Wednesday, October 13, 2010

Limitless Ladder: Part 4: The Race to the "123" Compound


Let's start with an excerpt from D. Balasubramanian's review:

Not every chapter in [Limitless Ladder] reads positive. His comments on bureaucrats and supplicants read depressing; equally so in science, when he loses priority on discoveries. A compound his lab made over two years ago was suddenly found by someone else to be a superconductor at 90K.

Here's another from P. Rama Rao's review:

In 1986, Rao came close to winning the coveted Nobel Prize. A pair of scientists at IBM’s Swiss lab found a known insulating metal oxide was indeed a high-temperature superconductor. Rao had worked on an identical family of metal oxides a good 15 years earlier. Alas, his work did not concern exactly that aspect the IBM researchers happened to investigate, winning the Nobel in 1987. Rao agonised over this incident but did not let up in his unrelenting pursuit of excellence, going on to make important contributions to high-temperature superconductivity and to several other facets of the new chemistry of materials.

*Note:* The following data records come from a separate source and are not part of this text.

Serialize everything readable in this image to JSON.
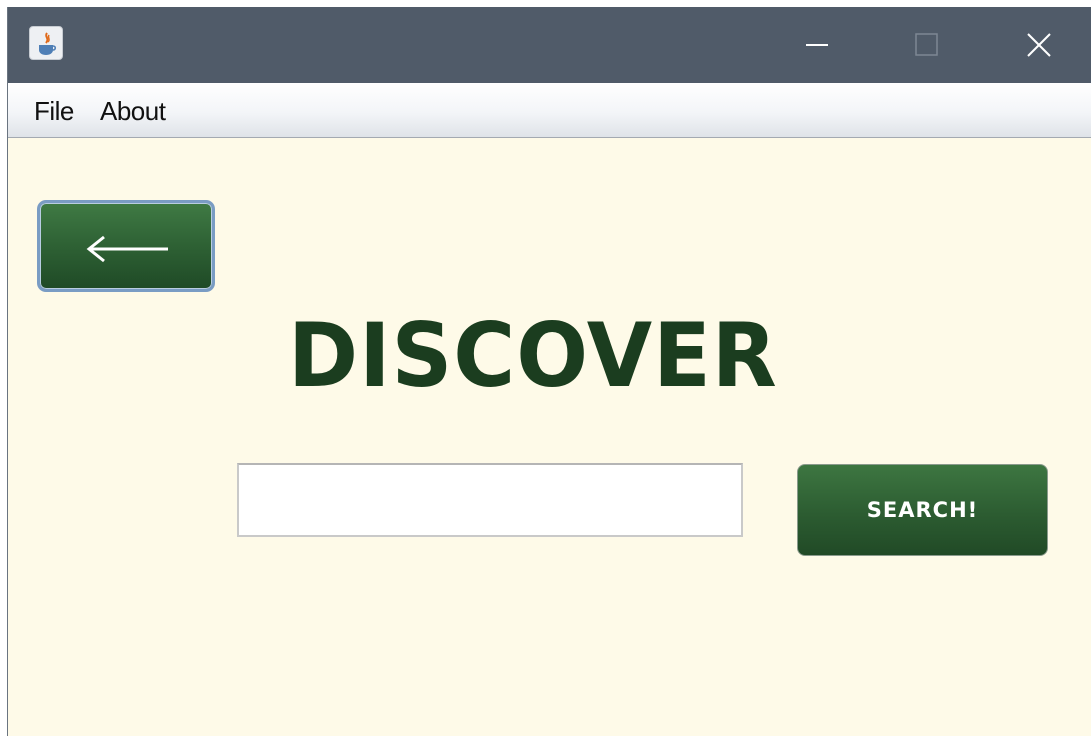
{
  "window": {
    "title": "",
    "controls": {
      "minimize_icon": "minimize-icon",
      "maximize_icon": "maximize-icon",
      "close_icon": "close-icon"
    }
  },
  "menubar": {
    "items": [
      {
        "label": "File"
      },
      {
        "label": "About"
      }
    ]
  },
  "main": {
    "back_button_icon": "left-arrow-icon",
    "heading": "DISCOVER",
    "search": {
      "value": "",
      "placeholder": ""
    },
    "search_button_label": "SEARCH!"
  },
  "colors": {
    "titlebar": "#505b69",
    "background": "#fefae8",
    "button_green": "#2e6134",
    "heading_green": "#1b3d1f"
  }
}
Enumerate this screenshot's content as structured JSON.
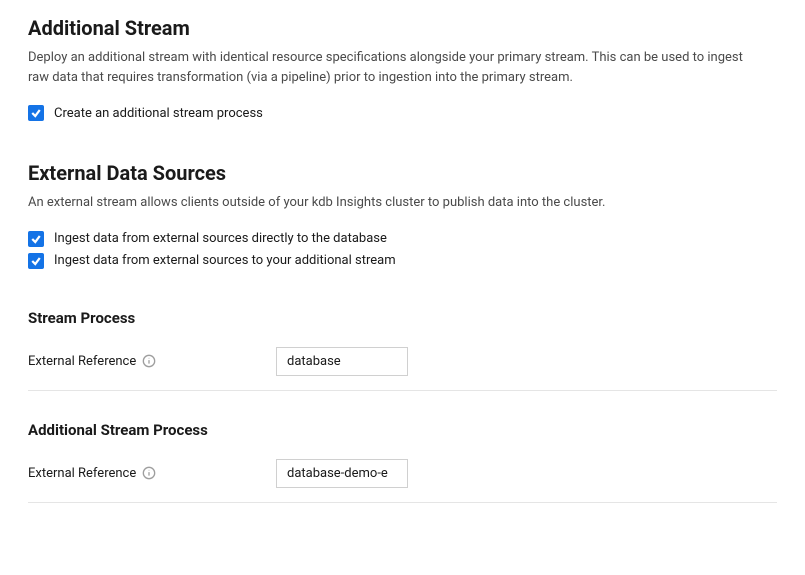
{
  "additionalStream": {
    "title": "Additional Stream",
    "description": "Deploy an additional stream with identical resource specifications alongside your primary stream. This can be used to ingest raw data that requires transformation (via a pipeline) prior to ingestion into the primary stream.",
    "checkbox": {
      "label": "Create an additional stream process",
      "checked": true
    }
  },
  "externalDataSources": {
    "title": "External Data Sources",
    "description": "An external stream allows clients outside of your kdb Insights cluster to publish data into the cluster.",
    "checkboxes": [
      {
        "label": "Ingest data from external sources directly to the database",
        "checked": true
      },
      {
        "label": "Ingest data from external sources to your additional stream",
        "checked": true
      }
    ]
  },
  "streamProcess": {
    "title": "Stream Process",
    "fieldLabel": "External Reference",
    "fieldValue": "database"
  },
  "additionalStreamProcess": {
    "title": "Additional Stream Process",
    "fieldLabel": "External Reference",
    "fieldValue": "database-demo-e"
  }
}
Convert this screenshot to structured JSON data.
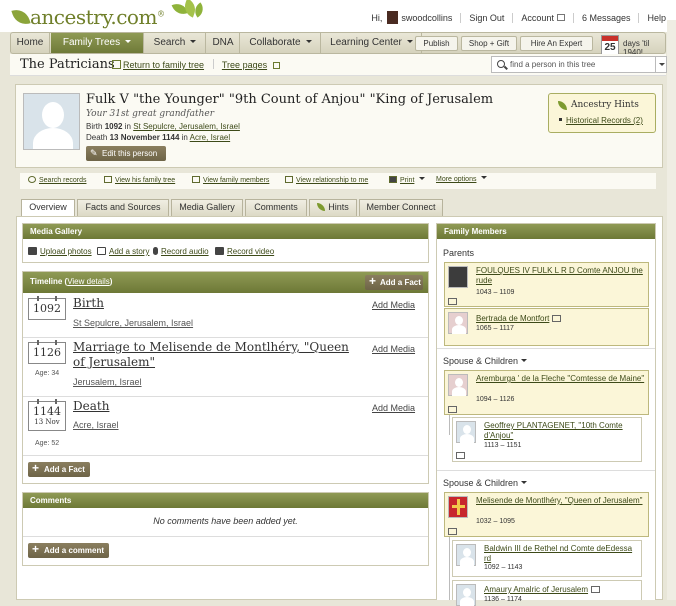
{
  "app": {
    "logo": "ancestry",
    "logo_suffix": ".com"
  },
  "toplinks": {
    "greeting": "Hi,",
    "username": "swoodcollins",
    "sign_out": "Sign Out",
    "account": "Account",
    "messages": "6 Messages",
    "help": "Help"
  },
  "nav": {
    "items": [
      "Home",
      "Family Trees",
      "Search",
      "DNA",
      "Collaborate",
      "Learning Center"
    ],
    "publish": "Publish",
    "shop": "Shop + Gift",
    "hire": "Hire An Expert",
    "days_num": "25",
    "days_text": "days 'til 1940!"
  },
  "tree": {
    "name": "The Patricians",
    "return_link": "Return to family tree",
    "pages_link": "Tree pages",
    "search_placeholder": "find a person in this tree"
  },
  "person": {
    "name": "Fulk V \"the Younger\" \"9th Count of Anjou\" \"King of Jerusalem",
    "relation": "Your 31st great grandfather",
    "birth_label": "Birth",
    "birth_year": "1092",
    "birth_in": "in",
    "birth_place": "St Sepulcre, Jerusalem, Israel",
    "death_label": "Death",
    "death_date": "13 November 1144",
    "death_in": "in",
    "death_place": "Acre, Israel",
    "edit_button": "Edit this person"
  },
  "hints": {
    "title": "Ancestry Hints",
    "records": "Historical Records (2)"
  },
  "actions": [
    "Search records",
    "View his family tree",
    "View family members",
    "View relationship to me",
    "Print",
    "More options"
  ],
  "tabs": [
    "Overview",
    "Facts and Sources",
    "Media Gallery",
    "Comments",
    "Hints",
    "Member Connect"
  ],
  "media": {
    "title": "Media Gallery",
    "upload": "Upload photos",
    "story": "Add a story",
    "audio": "Record audio",
    "video": "Record video"
  },
  "timeline": {
    "title": "Timeline (",
    "details": "View details",
    "close": ")",
    "add_fact": "Add a Fact",
    "add_media": "Add Media",
    "events": [
      {
        "year": "1092",
        "sub": "",
        "age": "",
        "title": "Birth",
        "place": "St Sepulcre, Jerusalem, Israel"
      },
      {
        "year": "1126",
        "sub": "",
        "age": "Age: 34",
        "title": "Marriage to Melisende de Montlhéry, \"Queen of Jerusalem\"",
        "place": "Jerusalem, Israel"
      },
      {
        "year": "1144",
        "sub": "13 Nov",
        "age": "Age: 52",
        "title": "Death",
        "place": "Acre, Israel"
      }
    ]
  },
  "comments": {
    "title": "Comments",
    "empty": "No comments have been added yet.",
    "add": "Add a comment"
  },
  "family": {
    "title": "Family Members",
    "parents_label": "Parents",
    "spouse1_label": "Spouse & Children",
    "spouse2_label": "Spouse & Children",
    "parents": [
      {
        "name": "FOULQUES IV FULK L R D Comte ANJOU the rude",
        "dates": "1043 – 1109"
      },
      {
        "name": "Bertrada de Montfort",
        "dates": "1065 – 1117"
      }
    ],
    "spouse1": {
      "name": "Aremburga ' de la Fleche \"Comtesse de Maine\"",
      "dates": "1094 – 1126"
    },
    "child1": {
      "name": "Geoffrey PLANTAGENET, \"10th Comte d'Anjou\"",
      "dates": "1113 – 1151"
    },
    "spouse2": {
      "name": "Melisende de Montlhéry, \"Queen of Jerusalem\"",
      "dates": "1032 – 1095"
    },
    "child2": {
      "name": "Baldwin III de Rethel nd Comte deEdessa rd",
      "dates": "1092 – 1143"
    },
    "child3": {
      "name": "Amaury Amalric of Jerusalem",
      "dates": "1136 – 1174"
    }
  },
  "colors": {
    "panel_header": "#7d8845",
    "hint_bg": "#fbf6d8",
    "link": "#3d4a18",
    "brand": "#6f7f2a"
  }
}
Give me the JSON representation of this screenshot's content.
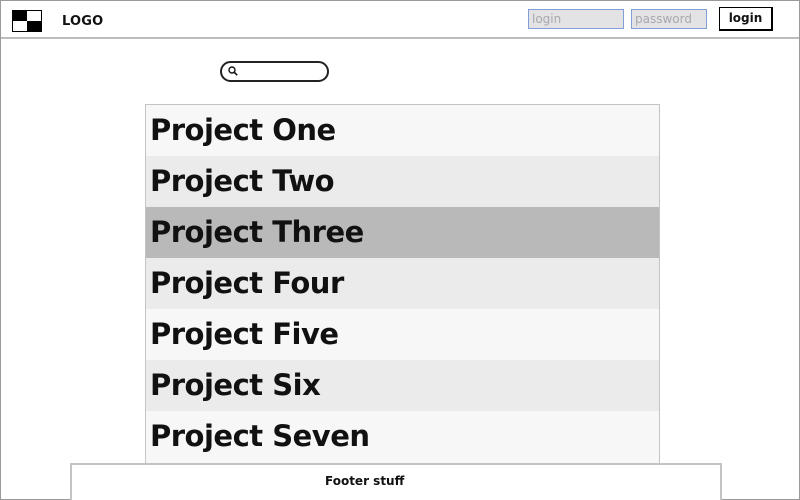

The excerpts from the two reviews hint at a deep sense of disappointment and agony felt by CNR for missing out on something important, ground-breaking, even Nobel-worthy. They hint at high drama. They hint at pathos.

Since I had read these reviews before I read Limitless Ladder, I was primed for CNR's own telling of this momentous story in his life. Here it is:

In December 1986, there was a major revolution in physical sciences. A high-temperature superconductor had been discovered. The material had broken the long-standing 23K barrier and became superconducting at 35K. I did not know much about it until I met Prof. P.W. Anderson ... who was visiting Bangalore for an international conference ... [Soon] after my lecture, Prof. Anderson asked me whether I knew about this new high-temperature superconductor. When I told him that I had no knowledge of it, he mentioned that the material was an oxide with lanthanum (La), copper (Cu), etc. I asked him whether by any chance, it was related to LaCuO4. When he said yes, I told him of the work we had done on this family of oxides many years earlier. My first paper on this family of materials with P. Ganguly had been published in 1971. We immediately went to my laboratory at IISc and spent two hours going through all my papers. We had already shown that La2CuO4 was antiferromagnetic. I started to worry as to how I could contribute to the exciting area of warm superconductors.

I had many sleepless nights, until we discovered two months later, one of the first liquid-nitrogen superconductors, by employing a novel strategy. Till then, all the superconductors required liquid helium. This new compound YBa2Cu3O7 (called 123), characterized independently in Bangalore (at the same time as Bell Labs and Beijing), became superconducting around 90K (above the liquid nitrogen temperature). ...

These paragraphs convey -- in their own understated way -- the excitement of doing important work, CNR's intense competitive streak -- "I had many sleepless nights." -- and a sense of "the race is on.

But, there's nothing here about the work's aftermath.

There's nothing here about who got the credit for the 123 compound (while CNR mentions some unspecified "independent" work at Bell Labs and Beijing, Wikipedia credits two American groups).

There's nothing here about CNR's "agonizing over this incident" nor about the "depressing" story of "[losing] priority over his discoveries."

So, we are left wondering about the reasons for CNR's agony. Was it about losing the race to the 123 compound? Was it about getting into the race late, because he did not know about Bednorz and Müller's work until Anderson told him about it? Was it about not having probed the low-temperature properties of this class of oxides in his earlier work (starting in the 1970s)? If so, was it about not having the right equipment to do this kind of work in the 1970s and the 80s? Or, was it about something else altogether?

We don't know.

And CNR has chosen to not talk about it. While we may respect his choice, I'm not sure if it's the right one, because it makes his autobiography incomplete.